Learn how to configure Google for use with Wellio's Single Sign-On system.
This process is divided into four phases:
Initial Setup
Email us your metadata
-
From the G-Suite Admin console Home page, go to Apps and then Web and Mobile Apps apps.
-
Click Add App -> Add Custom SAML APP
-
Add anything as the App name, click Continue
-
Download the metadata and send this to us at support@wellioeducation.com along with a test account.
- The test account should be set up with a student school-affiliated email address. When you email through the metadata please pass on the test account email address and password.
-
Cancel out of adding this App
Secondary Steps
Please follow these steps once you receive an email from us containing the ACS URL:
-
From the G-Suite Admin console Home page, go to Apps and then SAML apps.
-
Click Add App -> Add Custom SAML APP
-
Add 'Wellio' as the App name, and click Continue twice.
-
On the Service Provider Details screen, enter the following:
-
ACS URL: Enter the ACS URL we provide to you (please note we are unable to provide this until you send us your metadata)
-
Entity ID: Enter the Entity ID URL we provide to you (please note we are unable to provide this until you send us your metadata)
-
Signed Response: Leave unchecked.
-
Name ID Format: EMAIL (This might need to be PERSISTENT if 403 errors occur during testing)
-
Name ID: Basic Information, Primary Email. Click Next
-
-
On the Attribute Mapping screen, map:
-
Primary email to email
-
First name to first_name
-
Last name to last_name
-
SAML Attribute Mapping:
Click User Access and then turn it on for everyone (as below) or for specific organizational units as appropriate, and click Save. As noted, it may take up to 24 hours for this change to take effect for all users.
Testing
Once you've completed the secondary steps above, please email support@wellioeducation.com to let us know. From here, we'll use the test account credentials you've provided to test the integration is performing as expected before officially setting it live for all users.
Match existing users to the correct email (where required)

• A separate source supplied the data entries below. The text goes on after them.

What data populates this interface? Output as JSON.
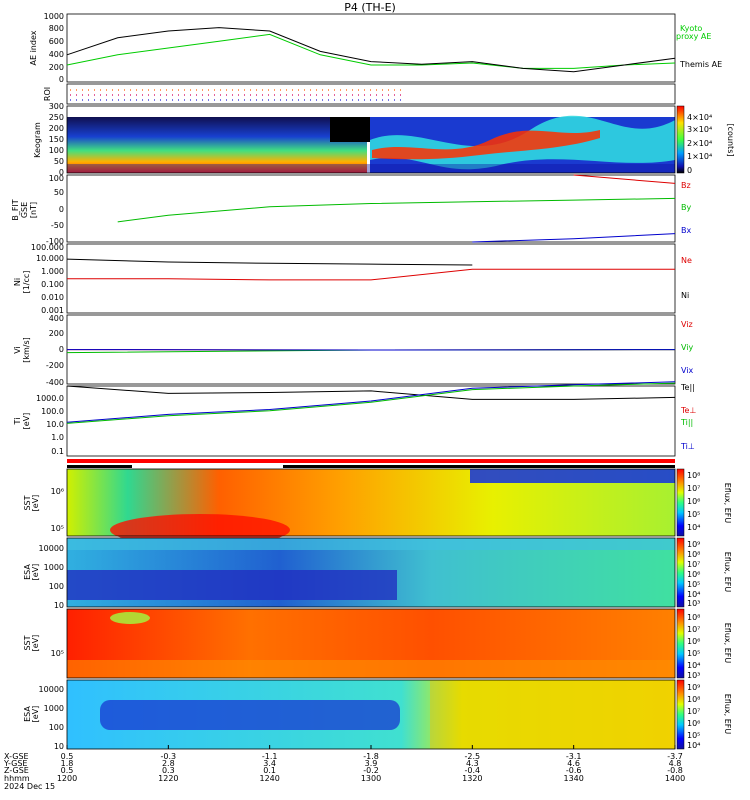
{
  "title": "P4 (TH-E)",
  "colors": {
    "kyoto": "#00cc00",
    "themis": "#000000",
    "red": "#dd0000",
    "green": "#00bb00",
    "blue": "#0000cc"
  },
  "panels": {
    "ae": {
      "ylabel": "AE index",
      "ticks": [
        "1000",
        "800",
        "600",
        "400",
        "200",
        "0"
      ],
      "legend": [
        "Kyoto",
        "proxy AE",
        "Themis AE"
      ]
    },
    "roi": {
      "ylabel": "ROI"
    },
    "keogram": {
      "ylabel": "Keogram",
      "ticks": [
        "300",
        "250",
        "200",
        "150",
        "100",
        "50",
        "0"
      ],
      "cbar_ticks": [
        "4×10⁴",
        "3×10⁴",
        "2×10⁴",
        "1×10⁴",
        "0"
      ],
      "cbar_label": "[counts]"
    },
    "bfield": {
      "ylabel_lines": [
        "B_FIT",
        "GSE",
        "[nT]"
      ],
      "ticks": [
        "100",
        "50",
        "0",
        "-50",
        "-100"
      ],
      "legend": [
        "Bz",
        "By",
        "Bx"
      ]
    },
    "density": {
      "ylabel_lines": [
        "Ni",
        "[1/cc]"
      ],
      "ticks": [
        "100.000",
        "10.000",
        "1.000",
        "0.100",
        "0.010",
        "0.001"
      ],
      "legend": [
        "Ne",
        "Ni"
      ]
    },
    "velocity": {
      "ylabel_lines": [
        "Vi",
        "[km/s]"
      ],
      "ticks": [
        "400",
        "200",
        "0",
        "-200",
        "-400"
      ],
      "legend": [
        "Viz",
        "Viy",
        "Vix"
      ]
    },
    "temp": {
      "ylabel_lines": [
        "Ti",
        "[eV]"
      ],
      "ticks": [
        "1000.0",
        "100.0",
        "10.0",
        "1.0",
        "0.1"
      ],
      "legend": [
        "Te||",
        "Te⊥",
        "Ti||",
        "Ti⊥"
      ]
    },
    "sst_e": {
      "ylabel_lines": [
        "SST",
        "[eV]"
      ],
      "ticks": [
        "10⁶",
        "10⁵"
      ],
      "cbar_ticks": [
        "10⁸",
        "10⁷",
        "10⁶",
        "10⁵",
        "10⁴",
        "10³"
      ],
      "cbar_label": "Eflux, EFU"
    },
    "esa_e": {
      "ylabel_lines": [
        "ESA",
        "[eV]"
      ],
      "ticks": [
        "10000",
        "1000",
        "100",
        "10"
      ],
      "cbar_ticks": [
        "10⁹",
        "10⁸",
        "10⁷",
        "10⁶",
        "10⁵",
        "10⁴",
        "10³"
      ],
      "cbar_label": "Eflux, EFU"
    },
    "sst_i": {
      "ylabel_lines": [
        "SST",
        "[eV]"
      ],
      "ticks": [
        "10⁵"
      ],
      "cbar_ticks": [
        "10⁸",
        "10⁷",
        "10⁶",
        "10⁵",
        "10⁴",
        "10³"
      ],
      "cbar_label": "Eflux, EFU"
    },
    "esa_i": {
      "ylabel_lines": [
        "ESA",
        "[eV]"
      ],
      "ticks": [
        "10000",
        "1000",
        "100",
        "10"
      ],
      "cbar_ticks": [
        "10⁹",
        "10⁸",
        "10⁷",
        "10⁶",
        "10⁵",
        "10⁴"
      ],
      "cbar_label": "Eflux, EFU"
    }
  },
  "footer": {
    "row_labels": [
      "X-GSE",
      "Y-GSE",
      "Z-GSE",
      "hhmm",
      "2024 Dec 15"
    ],
    "columns": [
      [
        "0.5",
        "1.8",
        "0.5",
        "1200"
      ],
      [
        "-0.3",
        "2.8",
        "0.3",
        "1220"
      ],
      [
        "-1.1",
        "3.4",
        "0.1",
        "1240"
      ],
      [
        "-1.8",
        "3.9",
        "-0.2",
        "1300"
      ],
      [
        "-2.5",
        "4.3",
        "-0.4",
        "1320"
      ],
      [
        "-3.1",
        "4.6",
        "-0.6",
        "1340"
      ],
      [
        "-3.7",
        "4.8",
        "-0.8",
        "1400"
      ]
    ]
  },
  "chart_data": [
    {
      "type": "line",
      "title": "AE index",
      "x": [
        1200,
        1210,
        1220,
        1230,
        1240,
        1250,
        1300,
        1310,
        1320,
        1330,
        1340,
        1350,
        1400
      ],
      "series": [
        {
          "name": "Themis AE",
          "values": [
            400,
            650,
            750,
            800,
            750,
            450,
            300,
            260,
            300,
            200,
            150,
            250,
            350
          ]
        },
        {
          "name": "Kyoto proxy AE",
          "values": [
            250,
            400,
            500,
            600,
            700,
            400,
            250,
            250,
            280,
            200,
            200,
            250,
            280
          ]
        }
      ]
    },
    {
      "type": "line",
      "title": "B_FIT GSE",
      "x": [
        1210,
        1220,
        1240,
        1300,
        1320,
        1340,
        1400
      ],
      "series": [
        {
          "name": "Bz",
          "values": [
            null,
            null,
            null,
            null,
            null,
            120,
            75
          ]
        },
        {
          "name": "By",
          "values": [
            -40,
            -20,
            5,
            15,
            20,
            25,
            30
          ]
        },
        {
          "name": "Bx",
          "values": [
            null,
            null,
            null,
            null,
            -110,
            -90,
            -75
          ]
        }
      ]
    },
    {
      "type": "line",
      "title": "Ni",
      "x": [
        1200,
        1220,
        1240,
        1300,
        1320,
        1340,
        1400
      ],
      "series": [
        {
          "name": "Ni",
          "values": [
            8,
            5,
            4,
            3.5,
            3,
            null,
            null
          ]
        },
        {
          "name": "Ne",
          "values": [
            0.3,
            0.3,
            0.25,
            0.25,
            1.5,
            1.5,
            1.5
          ]
        }
      ]
    },
    {
      "type": "line",
      "title": "Ti",
      "x": [
        1200,
        1220,
        1240,
        1300,
        1320,
        1340,
        1400
      ],
      "series": [
        {
          "name": "Te||",
          "values": [
            2000,
            700,
            800,
            1000,
            300,
            300,
            400
          ]
        },
        {
          "name": "Ti||",
          "values": [
            10,
            30,
            60,
            200,
            1200,
            2000,
            3000
          ]
        }
      ]
    }
  ]
}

Once you've completed the secondary steps and we've completed a successful test of the integration, we'll be in touch to confirm if user matching is required in your instance. If it is, we'll also send you the appropriate information to complete.
If your students have previously been using Wellio without SSO integration, we need to make sure their existing Wellio accounts have the correct email address linked before we set the integration live. We'll match up as many accounts as possible and provide a list of those we couldn't match.
Please note that, in order for the integration to work as expected, users will need to be signed into their school-affiliated Google account in order to be able to log in to Wellio via SSO (or at least not signed into a different Google account).